Figure 3. Functional enrichment analysis of the differentially expressed genes (DEGs) of the FOXD subfamily.

(A–D) The network graph showed the GO enrichment analysis of FOXD1, FOXD2, FOXD3, and FOXD4-related DEGs. (E–G) Bubble plots showed the KEGG pathways of FOXD subfamily-related DEGs.

Figure 4. GSEA of FOXD subfamily-related genes.

(A–F). The results showed that cytokine-cytokine receptor interaction, ECM-receptor interaction, focal adhesion, natural killer cell-mediated cytotoxicity, oxidative phosphorylation, and ribosome were the main KEGG pathways of FOXD subfamily-related genes, respectively.

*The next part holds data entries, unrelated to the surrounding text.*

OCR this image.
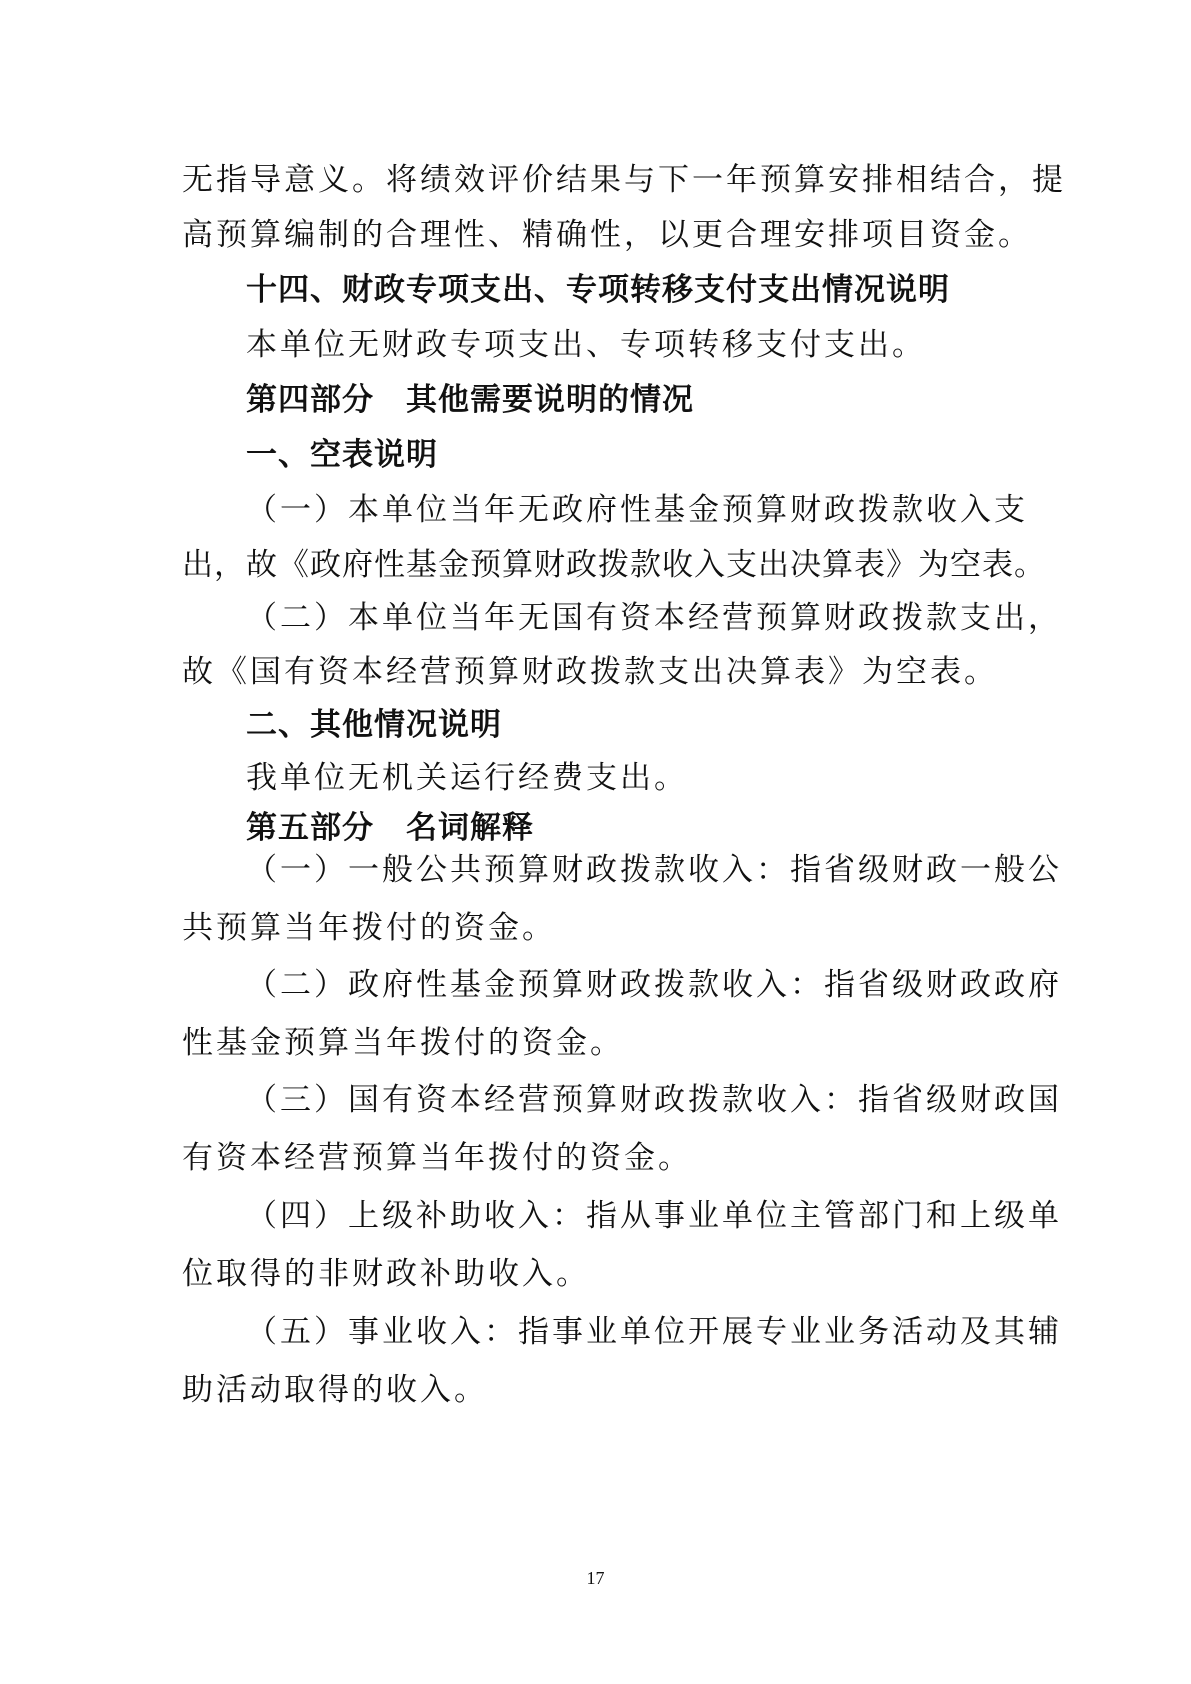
无指导意义。将绩效评价结果与下一年预算安排相结合，提
高预算编制的合理性、精确性，以更合理安排项目资金。
十四、财政专项支出、专项转移支付支出情况说明
本单位无财政专项支出、专项转移支付支出。
第四部分　其他需要说明的情况
一、空表说明
（一）本单位当年无政府性基金预算财政拨款收入支
出，故《政府性基金预算财政拨款收入支出决算表》为空表。
（二）本单位当年无国有资本经营预算财政拨款支出，
故《国有资本经营预算财政拨款支出决算表》为空表。
二、其他情况说明
我单位无机关运行经费支出。
第五部分　名词解释
（一）一般公共预算财政拨款收入：指省级财政一般公
共预算当年拨付的资金。
（二）政府性基金预算财政拨款收入：指省级财政政府
性基金预算当年拨付的资金。
（三）国有资本经营预算财政拨款收入：指省级财政国
有资本经营预算当年拨付的资金。
（四）上级补助收入：指从事业单位主管部门和上级单
位取得的非财政补助收入。
（五）事业收入：指事业单位开展专业业务活动及其辅
助活动取得的收入。
17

Figure 5. The PPI network of hub genes.

(A) PPI visualization of FOXD1-DEGs and hub genes was displayed. (B) PPI visualization of FOXD2-DEGs and hub genes was displayed. (C) PPI visualization of FOXD3-DEGs and hub genes was displayed. (D) PPI visualization of FOXD4-DEGs and hub genes was displayed.

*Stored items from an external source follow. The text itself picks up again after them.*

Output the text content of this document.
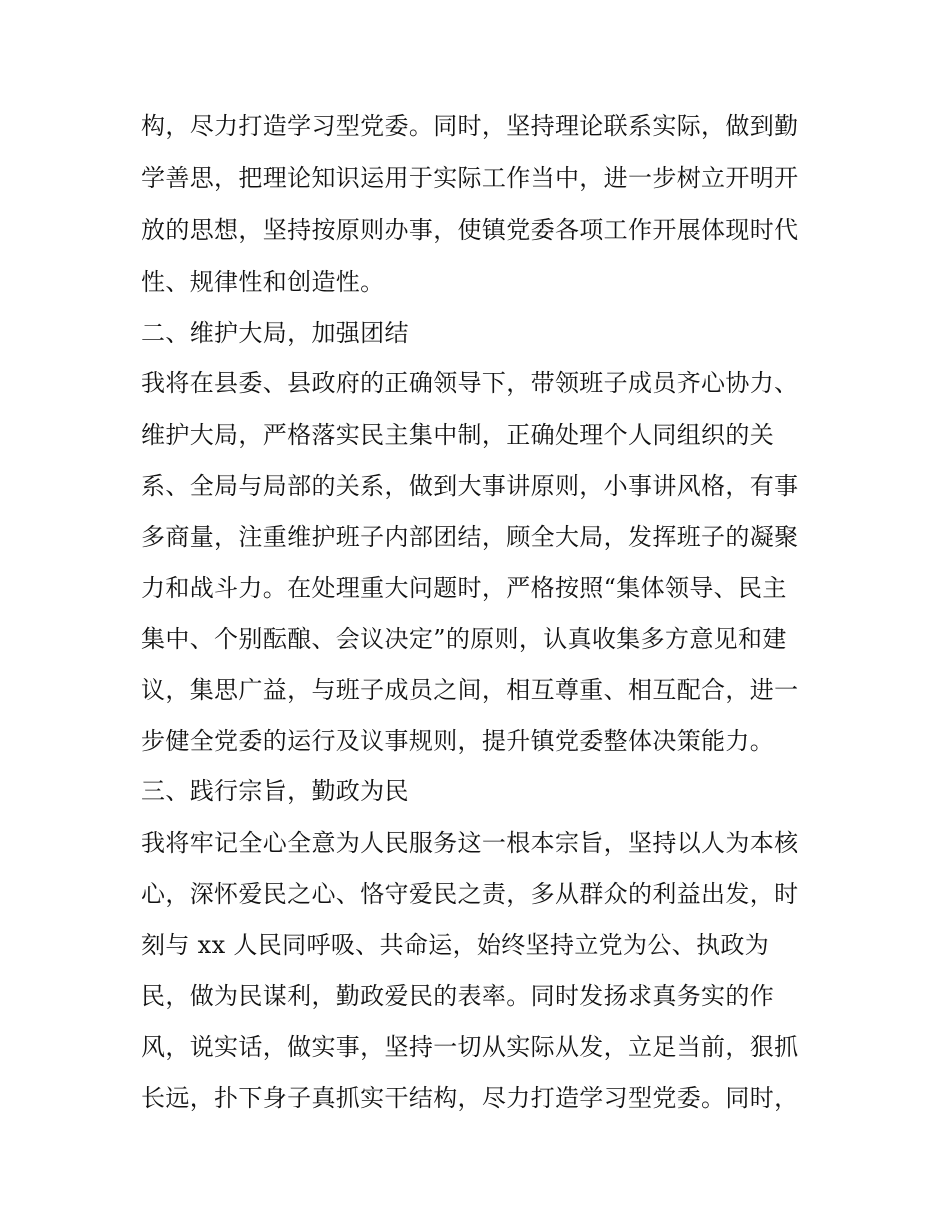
构，尽力打造学习型党委。同时，坚持理论联系实际，做到勤
学善思，把理论知识运用于实际工作当中，进一步树立开明开
放的思想，坚持按原则办事，使镇党委各项工作开展体现时代
性、规律性和创造性。
二、维护大局，加强团结
我将在县委、县政府的正确领导下，带领班子成员齐心协力、
维护大局，严格落实民主集中制，正确处理个人同组织的关
系、全局与局部的关系，做到大事讲原则，小事讲风格，有事
多商量，注重维护班子内部团结，顾全大局，发挥班子的凝聚
力和战斗力。在处理重大问题时，严格按照“集体领导、民主
集中、个别酝酿、会议决定”的原则，认真收集多方意见和建
议，集思广益，与班子成员之间，相互尊重、相互配合，进一
步健全党委的运行及议事规则，提升镇党委整体决策能力。
三、践行宗旨，勤政为民
我将牢记全心全意为人民服务这一根本宗旨，坚持以人为本核
心，深怀爱民之心、恪守爱民之责，多从群众的利益出发，时
刻与 xx 人民同呼吸、共命运，始终坚持立党为公、执政为
民，做为民谋利，勤政爱民的表率。同时发扬求真务实的作
风，说实话，做实事，坚持一切从实际从发，立足当前，狠抓
长远，扑下身子真抓实干结构，尽力打造学习型党委。同时，
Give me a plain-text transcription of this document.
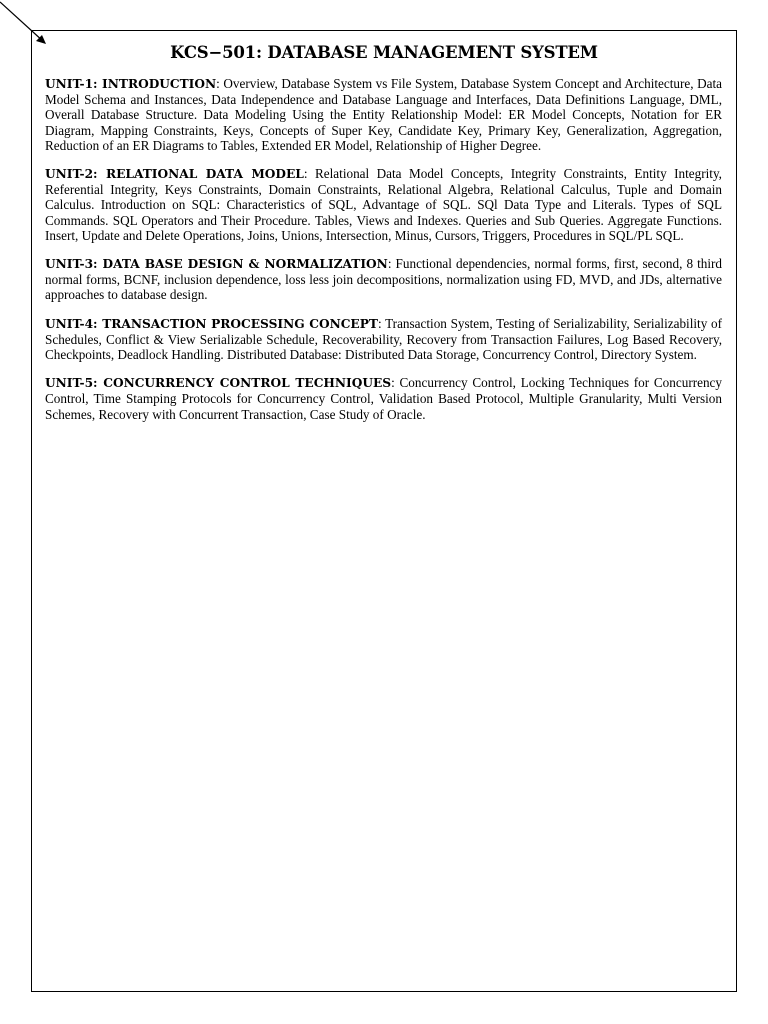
KCS−501: DATABASE MANAGEMENT SYSTEM

UNIT-1: INTRODUCTION: Overview, Database System vs File System, Database System Concept and Architecture, Data Model Schema and Instances, Data Independence and Database Language and Interfaces, Data Definitions Language, DML, Overall Database Structure. Data Modeling Using the Entity Relationship Model: ER Model Concepts, Notation for ER Diagram, Mapping Constraints, Keys, Concepts of Super Key, Candidate Key, Primary Key, Generalization, Aggregation, Reduction of an ER Diagrams to Tables, Extended ER Model, Relationship of Higher Degree.

UNIT-2: RELATIONAL DATA MODEL: Relational Data Model Concepts, Integrity Constraints, Entity Integrity, Referential Integrity, Keys Constraints, Domain Constraints, Relational Algebra, Relational Calculus, Tuple and Domain Calculus. Introduction on SQL: Characteristics of SQL, Advantage of SQL. SQl Data Type and Literals. Types of SQL Commands. SQL Operators and Their Procedure. Tables, Views and Indexes. Queries and Sub Queries. Aggregate Functions. Insert, Update and Delete Operations, Joins, Unions, Intersection, Minus, Cursors, Triggers, Procedures in SQL/PL SQL.

UNIT-3: DATA BASE DESIGN & NORMALIZATION: Functional dependencies, normal forms, first, second, 8 third normal forms, BCNF, inclusion dependence, loss less join decompositions, normalization using FD, MVD, and JDs, alternative approaches to database design.

UNIT-4: TRANSACTION PROCESSING CONCEPT: Transaction System, Testing of Serializability, Serializability of Schedules, Conflict & View Serializable Schedule, Recoverability, Recovery from Transaction Failures, Log Based Recovery, Checkpoints, Deadlock Handling. Distributed Database: Distributed Data Storage, Concurrency Control, Directory System.

UNIT-5: CONCURRENCY CONTROL TECHNIQUES: Concurrency Control, Locking Techniques for Concurrency Control, Time Stamping Protocols for Concurrency Control, Validation Based Protocol, Multiple Granularity, Multi Version Schemes, Recovery with Concurrent Transaction, Case Study of Oracle.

Figure 6. Immune cell infiltration analysis.

(A) The immune landscape represented the overall immune infiltration of patients. (B) The correlation heatmap of the 22 immune cells. Blue indicated positive correlation, red indicated negative correlation, and the darker the color, the stronger the correlation. (C–F) Lollipop figures showed the correlation between immune cells and FOXD subfamily genes.

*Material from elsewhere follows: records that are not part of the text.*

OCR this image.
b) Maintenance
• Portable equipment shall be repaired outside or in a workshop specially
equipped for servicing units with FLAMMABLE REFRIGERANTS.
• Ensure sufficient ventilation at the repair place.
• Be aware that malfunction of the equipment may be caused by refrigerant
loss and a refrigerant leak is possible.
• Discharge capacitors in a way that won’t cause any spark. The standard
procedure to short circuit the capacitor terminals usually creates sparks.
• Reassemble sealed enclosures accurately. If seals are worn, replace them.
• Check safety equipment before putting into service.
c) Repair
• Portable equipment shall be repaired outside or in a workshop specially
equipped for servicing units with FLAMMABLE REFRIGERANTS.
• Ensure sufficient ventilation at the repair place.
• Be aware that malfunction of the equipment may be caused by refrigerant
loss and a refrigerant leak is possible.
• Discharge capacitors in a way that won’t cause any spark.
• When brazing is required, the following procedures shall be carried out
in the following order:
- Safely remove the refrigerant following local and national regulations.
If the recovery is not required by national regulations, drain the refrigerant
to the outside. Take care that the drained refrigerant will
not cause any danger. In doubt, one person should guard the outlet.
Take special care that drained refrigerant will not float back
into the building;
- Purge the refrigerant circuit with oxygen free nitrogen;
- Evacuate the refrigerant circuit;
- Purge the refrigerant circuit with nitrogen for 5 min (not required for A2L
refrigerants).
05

Figure 7. Survival analysis and clinical correlation analysis of FOXD subfamily genes.

(A–D) The prognostic survival analysis of FOXD1, FOXD2, FOXD3, and FOXD4. (E–H) The clinical correlation analysis of FOXD subfamily genes combined with clinical indices. (I–L). The 1-, 3-, and 5-year nomogram calibration curves of FOXD1, FOXD2, FOXD3, and FOXD4 were displayed, respectively.

Figure 8. The IHC analysis of FOXD subfamily genes.

(A) FOXD1 expression was not detected in both tumor and normal tissues. (B) FOXD2 showed intermediate intensity staining in tumor tissues. (C) FOXD3 showed strong staining in tumor tissues. (D) FOXD4 showed intermediate intensity staining in tumor tissues. Images were at 20× magnification, and insets were at 40× magnification. CRC tumor tissues and adjacent normal colon tissues were collected from the Second Hospital of Dalian Medical University.

Figure 9. Cell lines were assessed for FOXD1, FOXD2, FOXD3, and FOXD4 expression by WB.

(A) FOXD1 expression was higher in all CRC cell lines, and there was a statistically significant difference. (B) FOXD2 was expressed at a higher level in SW480, SW620, HT29, and HCT116 cell lines than in normal colon cells (CCD841CON), but the difference was statistically significant only in the SW480, SW620, and HCT116 cell lines. (C) FOXD3 expression seemed to be higher in all CRC cell lines, but the difference was statistically significant only in the HT29 cell line. (D) The FOXD4 expression level seemed to be higher in all CRC cell lines, but the difference was statistically significant only in the SW620 cell line. CCD841CON was purchased from Meisen CTCC (Zhejiang, China), and all colon cancer cell lines were purchased from ProCell company (Wuhan, China). An asterisk (*) indicates a P-value < 0.05, suggesting the result is statistically significant. Two asterisks (**) indicate a P-value < 0.01, demonstrating a high level of statistical significance.

Figure 10. Expression of FOXD1 and FOXD4 was assayed with qPCR.

(A) The expression level of FOXD1 was higher in tumors compared with the paracancerous tissues. (B) FOXD1 expression was higher in SW480, HT29, and HCT116 cell lines than in normal colon cells (CCD841CON), but the difference was not statistically significant. (C) FOXD4 was expressed at a higher level in tumor tissues than in paracancerous tissues. (D) FOXD4 was expressed at a higher gene level in CRC cells (HCT116, HT29, SW620, SW480) than in normal colon cells (CCD841CON). However, the difference was statistically significant only in the SW620 and HT29 cell lines. An asterisk (*) indicates a P-value < 0.05, suggesting the result is statistically significant. Two asterisks (**) indicate a P-value < 0.01, demonstrating a high level of statistical significance.